SCOTS authors James Kelman and Muriel Spark are among half-a-dozen novelists in the running to be named the best-ever winner of Britain's oldest literary award.

The Best of Best of the James Tait Black Prizes, a one-off event, will honour the best novel to have been recognised since it was first awarded in 1919.

The shortlist also includes Angela Carter, Graham Greene, Cormac McCarthy and Caryl Phillips.

The award is being made to celebrate the 250th anniversary of English literature study at Edinburgh University.

The James Tait Black prize commemorates the best work of fiction and the best biography published in the previous year, with the winning authors each receiving £10,000.

The roll-call includes some of the most celebrated names in fiction, including EM Forster, DH Lawrence, Aldous Huxley, Angus Wilson, Iris Murdoch, William Golding and Bruce Chatwin.

Winners of the biography prize have included John Buchan, Antonia Fraser, Doris Lessing and Gitta Sereny.

The six candidates for the best-of-the-best honour are all drawn from the fiction list.
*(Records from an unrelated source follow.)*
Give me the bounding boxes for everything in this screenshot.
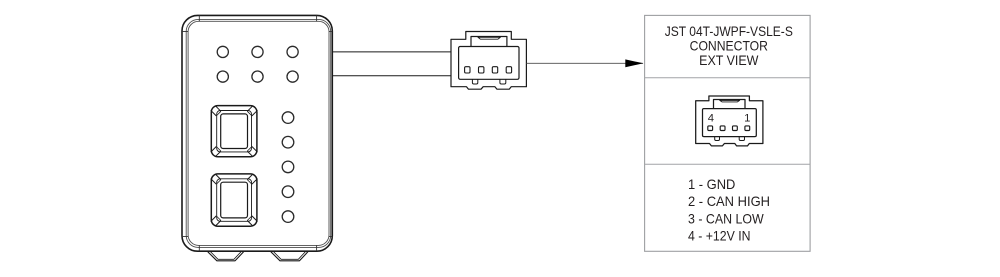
LED indicator grid row 1 xyxy=(217,46,298,82)
LED C4 xyxy=(282,186,294,198)
LED C5 xyxy=(282,211,294,223)
keypad housing inner bevel line 2 xyxy=(188,21,329,245)
LED C1 xyxy=(282,112,294,124)
LED A2 xyxy=(252,46,263,57)
LED C3 xyxy=(282,161,294,173)
ext view polarizing tab right xyxy=(739,137,744,141)
arrowhead xyxy=(625,59,643,67)
connector J1 pin window 4 xyxy=(506,67,511,73)
connector J1 pin window 3 xyxy=(492,67,497,73)
callout box frame xyxy=(645,15,811,251)
ext view pin window 1 xyxy=(708,126,713,131)
keypad housing inner bevel line 1 xyxy=(186,19,331,247)
callout divider upper xyxy=(645,77,811,79)
housing seam tick left lower xyxy=(182,236,188,238)
ext view polarizing tab left xyxy=(715,137,720,141)
ext view pin window 3 xyxy=(733,126,738,131)
svg-text:1: 1 xyxy=(744,112,750,124)
LED C2 xyxy=(282,136,294,148)
ext view pin window 2 xyxy=(720,126,725,131)
connector J1 cavity xyxy=(459,47,519,80)
LED B1 xyxy=(217,71,228,82)
ext view pin window 4 xyxy=(745,126,750,131)
ext view latch slot xyxy=(720,100,740,102)
mounting tab left xyxy=(208,252,244,261)
connector J1 pin window 1 xyxy=(465,67,470,73)
callout divider lower xyxy=(645,163,811,165)
housing seam tick right upper xyxy=(329,31,332,33)
housing seam tick top left xyxy=(198,15,200,21)
svg-text:2 - CAN HIGH: 2 - CAN HIGH xyxy=(688,193,770,209)
svg-text:3 - CAN LOW: 3 - CAN LOW xyxy=(688,210,764,226)
LED B2 xyxy=(252,71,263,82)
housing seam tick right lower xyxy=(329,236,332,238)
LED A3 xyxy=(287,46,298,57)
ext view latch tab xyxy=(714,100,746,109)
button S2 xyxy=(211,174,258,226)
housing seam tick top right xyxy=(316,15,318,21)
connector J1 polarizing tab left xyxy=(472,79,477,84)
wire lower xyxy=(332,75,451,77)
mounting tab right xyxy=(271,252,308,261)
LED indicator column xyxy=(282,112,294,223)
svg-text:1 - GND: 1 - GND xyxy=(688,176,735,192)
LED A1 xyxy=(217,46,228,57)
housing seam tick bottom left xyxy=(198,245,200,251)
wire upper xyxy=(332,51,451,53)
connector J1 pin window 2 xyxy=(479,67,484,73)
connector J1 ext view drawing xyxy=(696,96,763,146)
connector J1 latch tab xyxy=(471,37,507,47)
housing seam tick left upper xyxy=(182,31,188,33)
svg-text:4: 4 xyxy=(708,112,714,124)
housing seam tick bottom right xyxy=(316,245,318,251)
leader line to callout xyxy=(526,62,643,64)
keypad housing outer outline xyxy=(182,15,332,251)
svg-text:EXT VIEW: EXT VIEW xyxy=(699,52,759,68)
svg-text:4 - +12V IN: 4 - +12V IN xyxy=(688,228,751,244)
connector J1 polarizing tab right xyxy=(500,79,506,84)
connector J1 body (JST 04T-JWPF-VSLE-S) xyxy=(451,32,526,90)
LED B3 xyxy=(287,71,298,82)
ext view cavity xyxy=(703,109,757,137)
connector J1 latch slot xyxy=(478,37,501,39)
button S1 xyxy=(211,106,258,157)
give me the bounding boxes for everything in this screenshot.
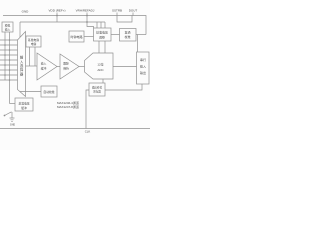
- svg-text:MAX1247-8通道: MAX1247-8通道: [57, 104, 79, 109]
- svg-text:ADC: ADC: [97, 68, 104, 72]
- svg-text:跟踪: 跟踪: [63, 62, 69, 66]
- svg-text:直通: 直通: [124, 30, 130, 35]
- svg-text:CLK: CLK: [85, 130, 91, 134]
- svg-text:SSTRB: SSTRB: [112, 9, 122, 13]
- svg-text:寄存器: 寄存器: [93, 90, 101, 94]
- svg-text:基准电压: 基准电压: [96, 30, 108, 35]
- svg-text:校准: 校准: [124, 34, 130, 39]
- svg-text:输出: 输出: [140, 70, 146, 75]
- svg-text:串行: 串行: [140, 57, 146, 62]
- svg-text:输入: 输入: [5, 28, 11, 32]
- svg-text:基准电压: 基准电压: [18, 102, 29, 106]
- svg-text:输出移位: 输出移位: [92, 86, 103, 90]
- svg-text:自动校准: 自动校准: [43, 90, 54, 94]
- svg-text:电容: 电容: [31, 42, 37, 46]
- svg-text:VDD (REF+): VDD (REF+): [49, 9, 66, 13]
- svg-text:缓冲: 缓冲: [21, 106, 27, 110]
- svg-text:器: 器: [20, 72, 24, 76]
- svg-text:12位: 12位: [97, 62, 103, 67]
- svg-text:GND: GND: [10, 124, 16, 127]
- svg-text:输入: 输入: [140, 64, 146, 69]
- svg-text:缓冲: 缓冲: [41, 67, 47, 71]
- svg-text:DOUT: DOUT: [129, 9, 138, 13]
- svg-text:保持: 保持: [63, 67, 69, 71]
- svg-text:GND: GND: [22, 10, 30, 14]
- svg-text:调整: 调整: [99, 35, 105, 40]
- svg-text:时钟电路: 时钟电路: [70, 34, 82, 39]
- svg-text:输入: 输入: [41, 62, 47, 66]
- svg-text:VRH/REFADJ: VRH/REFADJ: [76, 9, 95, 13]
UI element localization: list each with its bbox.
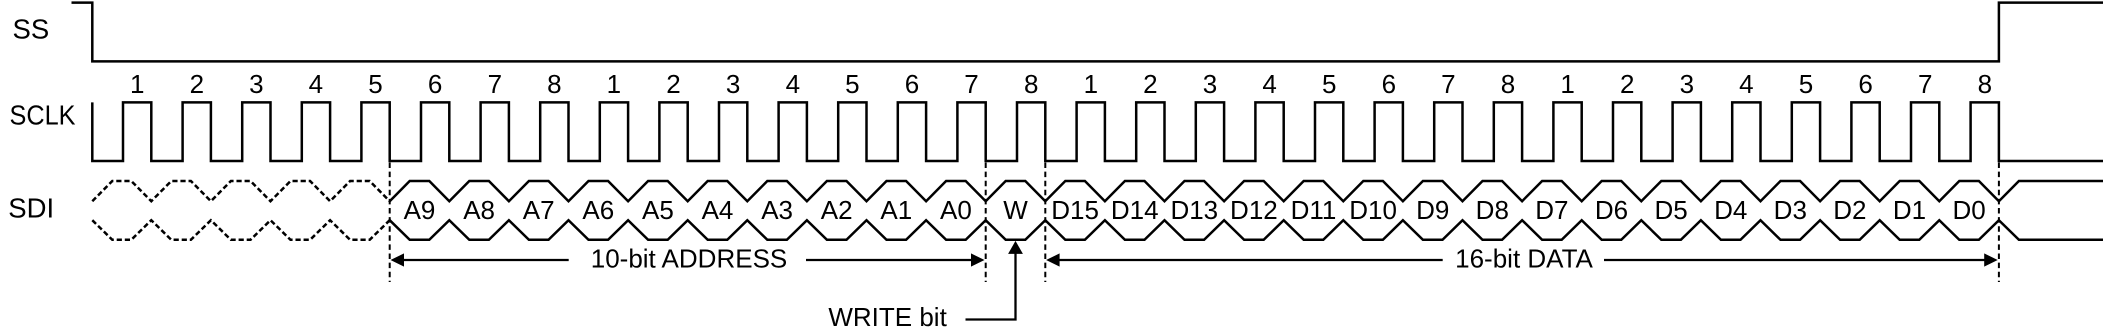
svg-text:D12: D12 bbox=[1230, 195, 1278, 225]
svg-text:4: 4 bbox=[309, 69, 323, 99]
svg-text:3: 3 bbox=[1680, 69, 1694, 99]
svg-text:A8: A8 bbox=[463, 195, 495, 225]
svg-text:5: 5 bbox=[368, 69, 382, 99]
svg-text:SS: SS bbox=[13, 13, 50, 44]
svg-text:A2: A2 bbox=[821, 195, 853, 225]
svg-text:D1: D1 bbox=[1893, 195, 1926, 225]
svg-text:2: 2 bbox=[666, 69, 680, 99]
svg-text:SCLK: SCLK bbox=[10, 100, 77, 131]
svg-text:6: 6 bbox=[428, 69, 442, 99]
svg-text:1: 1 bbox=[130, 69, 144, 99]
svg-text:A3: A3 bbox=[761, 195, 793, 225]
svg-text:8: 8 bbox=[1978, 69, 1992, 99]
svg-text:3: 3 bbox=[1203, 69, 1217, 99]
svg-text:6: 6 bbox=[1382, 69, 1396, 99]
svg-text:D10: D10 bbox=[1349, 195, 1397, 225]
WRITE bit callout elbow line bbox=[966, 250, 1016, 320]
svg-text:D7: D7 bbox=[1535, 195, 1568, 225]
SDI data bus top bbox=[390, 181, 2103, 201]
svg-text:D11: D11 bbox=[1291, 195, 1337, 225]
SDI idle bus top (dashed) bbox=[92, 181, 389, 201]
svg-text:D0: D0 bbox=[1952, 195, 1985, 225]
svg-text:3: 3 bbox=[249, 69, 263, 99]
svg-text:8: 8 bbox=[1024, 69, 1038, 99]
svg-text:A0: A0 bbox=[940, 195, 972, 225]
svg-text:1: 1 bbox=[1560, 69, 1574, 99]
10-bit ADDRESS dimension arrow: right arrowhead bbox=[971, 253, 985, 266]
svg-text:D14: D14 bbox=[1111, 195, 1159, 225]
SCLK wire: 32 clock pulses bbox=[92, 102, 2103, 161]
svg-text:3: 3 bbox=[726, 69, 740, 99]
svg-text:A5: A5 bbox=[642, 195, 674, 225]
svg-text:5: 5 bbox=[1322, 69, 1336, 99]
svg-text:5: 5 bbox=[1799, 69, 1813, 99]
svg-text:D13: D13 bbox=[1170, 195, 1218, 225]
svg-text:WRITE bit: WRITE bit bbox=[828, 302, 947, 332]
svg-text:1: 1 bbox=[1084, 69, 1098, 99]
16-bit DATA dimension arrow: right arrowhead bbox=[1984, 253, 1998, 266]
16-bit DATA dimension arrow: right line bbox=[1604, 259, 1985, 261]
svg-text:4: 4 bbox=[786, 69, 800, 99]
svg-text:D9: D9 bbox=[1416, 195, 1449, 225]
svg-text:A1: A1 bbox=[880, 195, 912, 225]
svg-text:7: 7 bbox=[488, 69, 502, 99]
dashed field boundary marker: address start bbox=[389, 163, 391, 283]
svg-text:D3: D3 bbox=[1774, 195, 1807, 225]
svg-text:7: 7 bbox=[1918, 69, 1932, 99]
SS wire: high, falling edge, low, rising edge, high bbox=[72, 3, 2103, 62]
svg-text:D8: D8 bbox=[1476, 195, 1509, 225]
svg-text:5: 5 bbox=[845, 69, 859, 99]
svg-text:2: 2 bbox=[190, 69, 204, 99]
svg-text:4: 4 bbox=[1739, 69, 1753, 99]
svg-text:7: 7 bbox=[1441, 69, 1455, 99]
WRITE bit callout arrowhead (pointing up at W cell) bbox=[1008, 241, 1023, 254]
svg-text:8: 8 bbox=[547, 69, 561, 99]
SDI data bus bottom bbox=[390, 220, 2103, 240]
svg-text:SDI: SDI bbox=[8, 193, 54, 224]
svg-text:A6: A6 bbox=[582, 195, 614, 225]
svg-text:8: 8 bbox=[1501, 69, 1515, 99]
svg-text:D15: D15 bbox=[1051, 195, 1099, 225]
svg-text:6: 6 bbox=[1858, 69, 1872, 99]
svg-text:2: 2 bbox=[1620, 69, 1634, 99]
dashed field boundary marker: address end / W start bbox=[985, 163, 987, 283]
svg-text:6: 6 bbox=[905, 69, 919, 99]
svg-text:D6: D6 bbox=[1595, 195, 1628, 225]
svg-text:D4: D4 bbox=[1714, 195, 1747, 225]
svg-text:D2: D2 bbox=[1833, 195, 1866, 225]
svg-text:16-bit DATA: 16-bit DATA bbox=[1455, 243, 1593, 273]
16-bit DATA dimension arrow: left line bbox=[1059, 259, 1443, 261]
svg-text:7: 7 bbox=[964, 69, 978, 99]
SDI idle bus bottom (dashed) bbox=[92, 220, 389, 240]
10-bit ADDRESS dimension arrow: left line bbox=[403, 259, 569, 261]
svg-text:W: W bbox=[1003, 195, 1028, 225]
svg-text:A7: A7 bbox=[523, 195, 555, 225]
svg-text:D5: D5 bbox=[1654, 195, 1687, 225]
svg-text:4: 4 bbox=[1262, 69, 1276, 99]
svg-text:A4: A4 bbox=[702, 195, 734, 225]
10-bit ADDRESS dimension arrow: left arrowhead bbox=[391, 253, 405, 266]
dashed field boundary marker: W end / data start bbox=[1044, 163, 1046, 283]
svg-text:1: 1 bbox=[607, 69, 621, 99]
svg-text:10-bit ADDRESS: 10-bit ADDRESS bbox=[591, 243, 788, 273]
svg-text:A9: A9 bbox=[404, 195, 436, 225]
16-bit DATA dimension arrow: left arrowhead bbox=[1046, 253, 1060, 266]
svg-text:2: 2 bbox=[1143, 69, 1157, 99]
10-bit ADDRESS dimension arrow: right line bbox=[806, 259, 972, 261]
dashed field boundary marker: data end bbox=[1998, 163, 2000, 283]
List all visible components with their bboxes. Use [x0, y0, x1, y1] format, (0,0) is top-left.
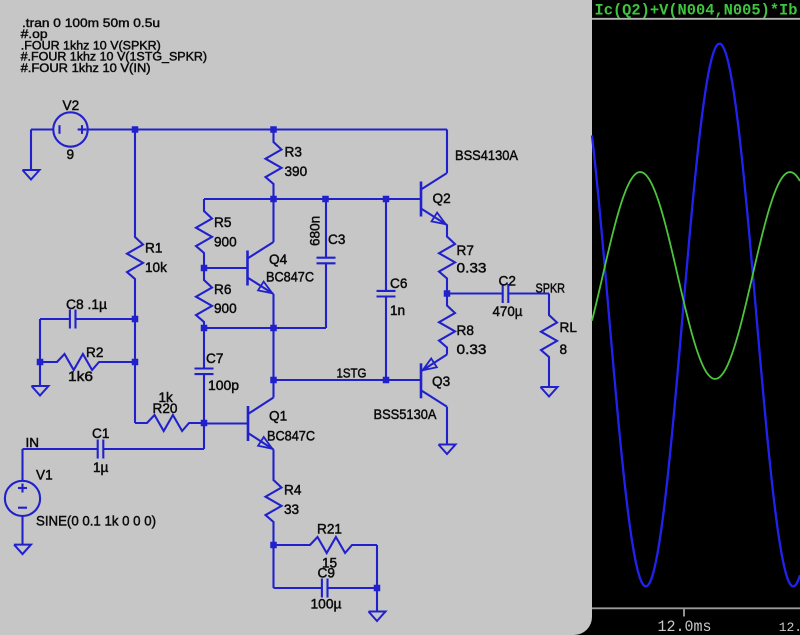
- wire: [40, 361, 45, 363]
- svg-text:8: 8: [560, 342, 568, 357]
- wire: [204, 422, 248, 424]
- node junction: [444, 290, 451, 297]
- wire: [21, 449, 23, 481]
- green trace waveform: [592, 172, 800, 379]
- node junction: [270, 542, 277, 549]
- wire: [88, 128, 447, 130]
- capacitor C2: [447, 292, 503, 294]
- resistor R8: [439, 294, 455, 355]
- transistor Q2 collector: [421, 173, 447, 190]
- node junction: [270, 196, 277, 203]
- wire: [274, 379, 421, 381]
- svg-text:Q1: Q1: [269, 409, 287, 424]
- svg-text:RL: RL: [560, 320, 578, 335]
- svg-text:R4: R4: [284, 483, 302, 498]
- capacitor C3: [325, 199, 327, 258]
- node junction: [132, 359, 139, 366]
- svg-text:V2: V2: [63, 98, 80, 113]
- capacitor C9: [274, 587, 322, 589]
- svg-text:SPKR: SPKR: [536, 282, 566, 296]
- svg-text:C6: C6: [390, 276, 407, 291]
- transistor Q3 collector: [421, 390, 447, 407]
- svg-text:12.0ms: 12.0ms: [658, 618, 712, 635]
- svg-text:10k: 10k: [145, 260, 167, 275]
- transistor Q3 emitter: [421, 355, 447, 372]
- wire: [203, 423, 205, 449]
- svg-text:R5: R5: [214, 215, 231, 230]
- capacitor C1: [23, 448, 98, 450]
- svg-text:900: 900: [214, 235, 237, 250]
- ground at RL: [541, 387, 558, 397]
- node junction: [132, 316, 139, 323]
- wire: [39, 319, 41, 362]
- svg-text:C8 .1µ: C8 .1µ: [66, 297, 107, 312]
- node junction: [37, 359, 44, 366]
- ground at R2: [32, 386, 49, 396]
- node junction: [270, 377, 277, 384]
- svg-text:C7: C7: [206, 351, 223, 366]
- svg-text:Ic(Q2)+V(N004,N005)*Ib: Ic(Q2)+V(N004,N005)*Ib: [595, 2, 798, 20]
- wire: [31, 128, 53, 130]
- title bar separator: [592, 18, 800, 20]
- svg-text:#.FOUR 1khz 10 V(IN): #.FOUR 1khz 10 V(IN): [21, 61, 151, 75]
- svg-text:1STG: 1STG: [337, 367, 367, 381]
- svg-text:Q2: Q2: [433, 191, 451, 206]
- node junction: [132, 126, 139, 133]
- wire: [272, 328, 274, 380]
- wire: [272, 450, 274, 469]
- svg-text:V1: V1: [36, 468, 53, 483]
- time axis tick: [683, 608, 685, 616]
- voltage source V2: [53, 112, 87, 146]
- capacitor C7: [203, 328, 205, 369]
- wire: [446, 130, 448, 174]
- transistor Q1 collector: [248, 398, 274, 415]
- capacitor C6: [385, 199, 387, 291]
- waveform plot title bar: [592, 0, 800, 18]
- svg-text:C3: C3: [328, 232, 345, 247]
- ground at V2: [23, 170, 40, 180]
- transistor Q2 base bar: [420, 182, 423, 217]
- svg-text:1µ: 1µ: [93, 460, 109, 475]
- wire: [204, 198, 421, 200]
- wire: [134, 285, 136, 319]
- wire: [272, 545, 274, 588]
- resistor R6: [196, 268, 212, 328]
- wire: [376, 545, 378, 588]
- ground at V1: [14, 545, 31, 555]
- resistor R7: [439, 225, 455, 294]
- svg-text:R1: R1: [145, 241, 162, 256]
- wire: [204, 327, 326, 329]
- svg-text:C9: C9: [318, 566, 335, 581]
- wire: [204, 267, 248, 269]
- blue trace Ic(Q2) waveform: [592, 44, 800, 587]
- time axis: [592, 607, 800, 609]
- svg-text:C1: C1: [92, 426, 109, 441]
- node junction: [201, 265, 208, 272]
- resistor R5: [196, 199, 212, 268]
- voltage source V1: [5, 481, 40, 516]
- wire: [21, 516, 23, 545]
- svg-text:470µ: 470µ: [493, 304, 523, 319]
- resistor R21: [298, 537, 377, 553]
- svg-text:1k6: 1k6: [68, 369, 93, 384]
- svg-text:BC847C: BC847C: [267, 429, 315, 444]
- svg-text:9: 9: [67, 147, 75, 162]
- transistor Q1 base bar: [247, 406, 250, 441]
- node junction: [201, 325, 208, 332]
- svg-text:0.33: 0.33: [457, 261, 487, 276]
- node junction: [374, 585, 381, 592]
- wire: [274, 544, 299, 546]
- svg-text:BSS4130A: BSS4130A: [455, 148, 519, 163]
- transistor Q2 emitter: [421, 209, 447, 226]
- resistor R1: [127, 225, 143, 285]
- wire: [548, 294, 550, 304]
- transistor Q4 collector: [248, 242, 274, 259]
- svg-text:390: 390: [285, 164, 308, 179]
- transistor Q4 base bar: [246, 251, 249, 286]
- svg-text:R6: R6: [214, 282, 231, 297]
- transistor Q3 base bar: [420, 363, 423, 398]
- node junction: [270, 325, 277, 332]
- svg-text:1n: 1n: [390, 303, 405, 318]
- node junction: [383, 377, 390, 384]
- ground at Q3: [439, 445, 456, 455]
- schematic window background: [0, 0, 592, 635]
- resistor R3: [266, 130, 282, 199]
- transistor Q1 emitter: [248, 433, 274, 450]
- resistor R4: [266, 468, 282, 545]
- svg-text:R2: R2: [86, 345, 103, 360]
- node junction: [270, 126, 277, 133]
- wire: [134, 319, 136, 362]
- svg-text:R3: R3: [285, 145, 302, 160]
- wire: [39, 362, 41, 386]
- resistor R2: [45, 354, 135, 370]
- svg-text:100µ: 100µ: [311, 597, 342, 612]
- svg-text:BC847C: BC847C: [266, 270, 314, 285]
- svg-text:Q4: Q4: [269, 252, 288, 267]
- capacitor C8: [40, 318, 70, 320]
- svg-text:12.5ms: 12.5ms: [779, 620, 800, 635]
- transistor Q4 emitter: [248, 278, 274, 295]
- svg-text:BSS5130A: BSS5130A: [374, 407, 438, 422]
- wire: [376, 588, 378, 612]
- svg-text:680n: 680n: [308, 216, 323, 246]
- node junction: [383, 196, 390, 203]
- node junction: [201, 420, 208, 427]
- svg-text:R8: R8: [457, 323, 474, 338]
- wire: [272, 294, 274, 328]
- svg-text:900: 900: [214, 301, 237, 316]
- svg-text:R21: R21: [317, 522, 342, 537]
- svg-text:SINE(0 0.1 1k 0 0 0): SINE(0 0.1 1k 0 0 0): [36, 514, 156, 529]
- svg-text:100p: 100p: [208, 378, 239, 393]
- svg-text:IN: IN: [26, 436, 40, 450]
- resistor RL: [541, 303, 557, 387]
- svg-text:0.33: 0.33: [457, 342, 487, 357]
- svg-text:Q3: Q3: [432, 374, 450, 389]
- wire: [134, 362, 136, 423]
- svg-text:R7: R7: [457, 243, 474, 258]
- svg-text:C2: C2: [499, 274, 516, 289]
- node junction: [322, 196, 329, 203]
- svg-text:33: 33: [284, 502, 299, 517]
- resistor R20: [135, 415, 204, 431]
- svg-text:R20: R20: [153, 401, 178, 416]
- wire: [134, 130, 136, 226]
- ground at C9: [369, 612, 386, 622]
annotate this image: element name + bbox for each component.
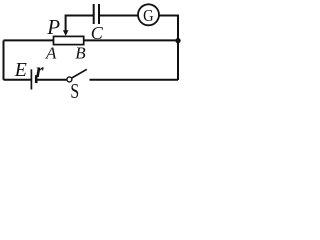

Graham Greene won with The Heart of the Matter in 1948; Muriel Spark with The Mandelbaum Gate in 1965; and Angela Carter in 1984 with Nights at the Circus, a prize she shared with JG Ballard for Empire of the Sun.

James Kelman's A Disaffection took the award in 1989, Caryl Phillips won for Crossing the River in 1993, and Cormac McCarthy for The Road in 2006.

The winning book, which will be announced in December, will be selected by a judging panel including broadcaster Kirsty Wark and award-winning author and writer-in-residence at the university, Alan Warner.

Regius Professor Greg Walker, chairman of the James Tait Black Prizes at Edinburgh University, said: "This Best of the Best award is a wonderful opportunity to revisit some of the best writers in the literary canon. "It is fitting, in the year of celebration of 250 years of study of English literature at the University of Edinburgh, that we recognise the wonderful contribution this prize makes to honouring great literature."

He added: "It has been an absolutely fantastic prize, and you almost have a world team of authors in the first 20 or 30 years ... It has been, overall, a pretty stunning list of winners."

On the decision to focus on fiction and not on biography, he added: "The view that prevailed was that fiction is timeless. You can pick up a book from the 1920s and it still moves you.

"You pick up a biography which all the reviews said was absolutely outstanding, and would last a century, and you think, 'It is talking about things we no longer think about', or the values underlying a biography have changed substantially, even in 20 years. Some obviously last, but they don't last time, and the scrutiny of shifts in culture, in quite the way that novels do."

The shortlist was selected by scholars and students of literature at the university. The James Tait Black Prizes were founded in 1919 by Janet Coats, the widow of publisher James Tait Black, to commemorate her husband's love of reading. They are the only major British book awards judged by scholars and postgraduate literature students.

Each year, more than 300 books are read by professors of literature and postgraduate readers prior to the conferment of the prizes.